PRAGUE (Reuters) - A Slovak court handed a 15-year prison sentence to a man charged with facilitating the murder of investigative journalist Jan Kuciak in 2018 in a plea deal on Monday, a spokeswoman said.
The killing of Kuciak and his fiancee, both 27, at their home outside Bratislava in February 2018 sparked mass protests against corruption in the central European nation, shaking the government. The case will play a role in a parliamentary election due in February.
Zoltan Andrusko, 42, was one of five charged in the case but the only to confess and seek a plea deal to act as a witness.
The trial of the other four, including entrepreneur Marian Kocner who was a subject of Kuciak’s reporting on fraud cases involving politically connected businessmen, started on Dec. 19 and will continue in January.
Andrusko had agreed a 10-year sentence with prosecutors but a court on Monday rejected that deal and proposed a longer sentence, which the defendant accepted, the court said.
“This court considers the extraordinary reduced sentence as justified, as well as logical, but the court, by its decision, should seek justice not only for the accused but for all sides of the case, for society, for justice in the law,” newspaper Dennik N cited judge Pamela Zaleska as saying.
Prosecutors say Kocner had ordered Kuciak’s killing.
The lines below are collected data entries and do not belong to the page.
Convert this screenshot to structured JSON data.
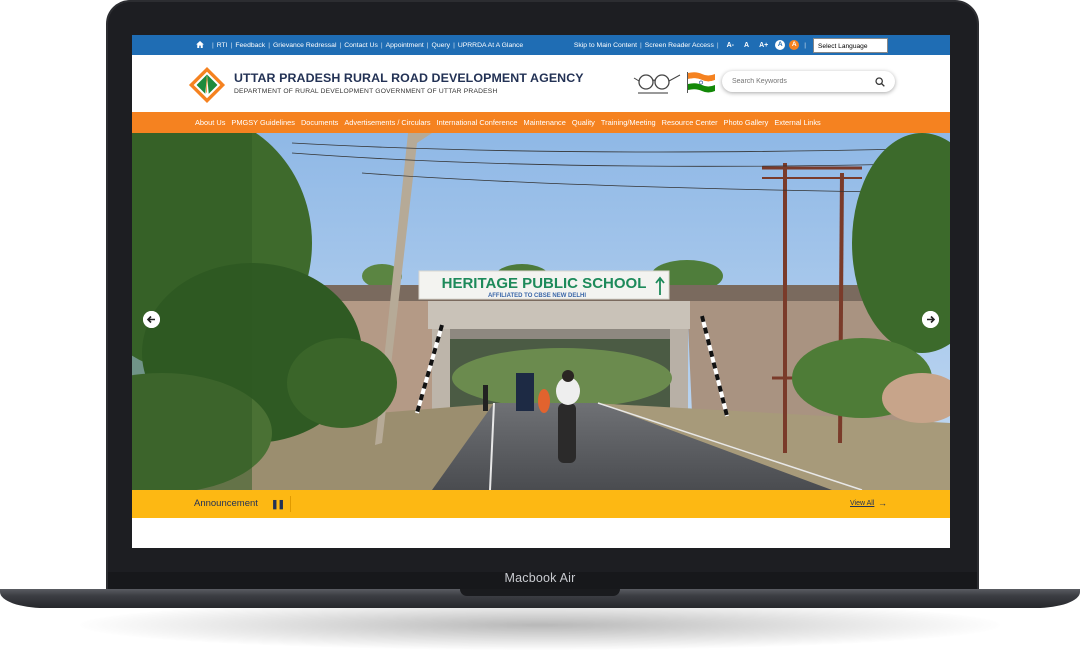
{
  "device": {
    "brand_label": "Macbook Air"
  },
  "topbar": {
    "links": [
      "RTI",
      "Feedback",
      "Grievance Redressal",
      "Contact Us",
      "Appointment",
      "Query",
      "UPRRDA At A Glance"
    ],
    "skip_label": "Skip to Main Content",
    "screen_reader_label": "Screen Reader Access",
    "font_decrease": "A-",
    "font_normal": "A",
    "font_increase": "A+",
    "contrast_a": "A",
    "contrast_b": "A",
    "language_select": "Select Language"
  },
  "header": {
    "title": "UTTAR PRADESH RURAL ROAD DEVELOPMENT AGENCY",
    "subtitle": "DEPARTMENT OF RURAL DEVELOPMENT GOVERNMENT OF UTTAR PRADESH",
    "search_placeholder": "Search Keywords"
  },
  "nav": {
    "items": [
      "About Us",
      "PMGSY Guidelines",
      "Documents",
      "Advertisements / Circulars",
      "International Conference",
      "Maintenance",
      "Quality",
      "Training/Meeting",
      "Resource Center",
      "Photo Gallery",
      "External Links"
    ]
  },
  "slider": {
    "sign_main": "HERITAGE PUBLIC SCHOOL",
    "sign_sub": "AFFILIATED TO CBSE NEW DELHI"
  },
  "announcement": {
    "label": "Announcement",
    "view_all": "View All"
  },
  "colors": {
    "topbar": "#1f6db4",
    "nav": "#f58220",
    "announcement": "#fdb813",
    "title": "#233255"
  }
}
He and his accomplices, who have all pled not guilty, face up to life in prison if convicted.
The case is a test of Slovak judicial independence given that the investigation exposed links between Kocner and police and public officials.
The murders stoked widespread public anger and forced Prime Minister Robert Fico to resign last year. His ruling Smer party faces a tight election on Feb. 29.